Here's what he said:
Dear FCPA Blog,
I was delighted to read yet another article in our field written in the ever-important vein of constructive criticism. For those of us who support the FCPA, it is tempting to categorically dismiss the suggestion that in some economies, some of the time, bribery may actually promote development. But I'm not sure that this is the right response, for at least two good reasons:
1. This idea has been around for a very long time. As Carden and Verdon readily admit, theirs is a new permutation on an idea that has circulated in mainstream economics and political science for over forty years. It grew out of the study of Soviet bureaucracy, and many of us lawyers who took undergrad majors in poli sci, econ, or history, may at least vaguely recognize names like Samuel P. Huntington. This idea is not new, and it's not radical. We would do well to see the FCPA, and the problem of corruption, in a broader context of human experience and intellectual inquiry.
2. Hasn't the FCPA community understood this since 1988? That was the year that we amended the FCPA to include the affirmative defense -- which some find counter-intuitive, or worse -- for facilitating payments. How many of us have had the experience of describing this defense to non-lawyers in a compliance seminar, a meeting with clients, or around the dinner table, only to be met with chuckles of astonishment? The non-FCPA world believes that "a bribe's a bribe," and so did we when we originally drafted the FCPA in the mid-70s. But ten years of experience taught us otherwise. For those of us today who endorse the affirmative defense -- who do not believe it is a "loophole" that should be abolished, but instead strikes an important balance -- haven't we tacitly accepted at least some version of Carden and Verdon's thesis?

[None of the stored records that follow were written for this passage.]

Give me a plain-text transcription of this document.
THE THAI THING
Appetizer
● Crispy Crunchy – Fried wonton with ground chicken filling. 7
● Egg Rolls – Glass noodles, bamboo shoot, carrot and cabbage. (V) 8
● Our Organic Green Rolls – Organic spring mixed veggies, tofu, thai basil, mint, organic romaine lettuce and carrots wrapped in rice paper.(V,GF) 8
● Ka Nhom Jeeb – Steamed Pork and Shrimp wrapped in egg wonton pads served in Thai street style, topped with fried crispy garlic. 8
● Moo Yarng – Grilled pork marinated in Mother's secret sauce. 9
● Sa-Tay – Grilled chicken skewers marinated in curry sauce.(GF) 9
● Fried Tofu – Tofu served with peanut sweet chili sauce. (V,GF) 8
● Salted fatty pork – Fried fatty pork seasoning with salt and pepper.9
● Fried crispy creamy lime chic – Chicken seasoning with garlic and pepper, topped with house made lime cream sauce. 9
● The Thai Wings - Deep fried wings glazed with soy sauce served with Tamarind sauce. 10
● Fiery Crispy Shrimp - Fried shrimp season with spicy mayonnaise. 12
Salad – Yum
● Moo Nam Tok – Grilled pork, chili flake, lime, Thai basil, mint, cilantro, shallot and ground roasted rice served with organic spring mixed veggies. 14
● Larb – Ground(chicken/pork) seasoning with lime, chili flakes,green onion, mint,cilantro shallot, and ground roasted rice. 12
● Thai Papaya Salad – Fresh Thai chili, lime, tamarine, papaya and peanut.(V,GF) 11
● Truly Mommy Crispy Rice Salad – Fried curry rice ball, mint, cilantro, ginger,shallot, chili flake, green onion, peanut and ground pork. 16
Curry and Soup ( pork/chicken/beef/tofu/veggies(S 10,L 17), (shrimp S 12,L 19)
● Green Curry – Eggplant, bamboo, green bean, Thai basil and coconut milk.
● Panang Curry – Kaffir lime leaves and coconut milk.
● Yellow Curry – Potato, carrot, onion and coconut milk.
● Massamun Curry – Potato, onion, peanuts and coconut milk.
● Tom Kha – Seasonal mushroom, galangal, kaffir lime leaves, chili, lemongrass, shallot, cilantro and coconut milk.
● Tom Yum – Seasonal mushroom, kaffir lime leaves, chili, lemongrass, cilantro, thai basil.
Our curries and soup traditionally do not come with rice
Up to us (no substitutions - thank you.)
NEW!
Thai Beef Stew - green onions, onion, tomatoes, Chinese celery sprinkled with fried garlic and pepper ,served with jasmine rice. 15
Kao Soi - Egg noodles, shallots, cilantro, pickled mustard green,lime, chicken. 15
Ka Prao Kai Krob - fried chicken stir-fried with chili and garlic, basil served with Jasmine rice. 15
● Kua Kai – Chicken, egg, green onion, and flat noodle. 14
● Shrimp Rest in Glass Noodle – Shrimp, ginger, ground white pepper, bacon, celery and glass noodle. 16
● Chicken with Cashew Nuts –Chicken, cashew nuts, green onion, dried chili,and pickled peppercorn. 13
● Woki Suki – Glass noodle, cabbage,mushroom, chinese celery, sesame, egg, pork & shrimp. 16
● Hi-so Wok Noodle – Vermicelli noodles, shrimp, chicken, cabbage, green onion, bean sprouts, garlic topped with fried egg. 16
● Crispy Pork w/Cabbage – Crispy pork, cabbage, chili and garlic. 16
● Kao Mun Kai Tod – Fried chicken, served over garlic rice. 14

We may tend to assume, perhaps unconsciously, that if bribery is bad, then deterring bribery must always be good; the logic is seductive in its simplicity. But as Holmes taught, "the life of the law has not been logic; it has been experience." Experience in bribery-prone countries, with all its irony and tragedy, teaches us that though bribery is indeed bad, the alternative may sometimes be worse. Those who amended the FCPA in 1988, and myriad observers of the human condition dating much further back, understood this regrettable fact. In today's prosecutorial zeal we may try to ignore it, but those who live and work under corrupt and inefficient regimes cannot escape it.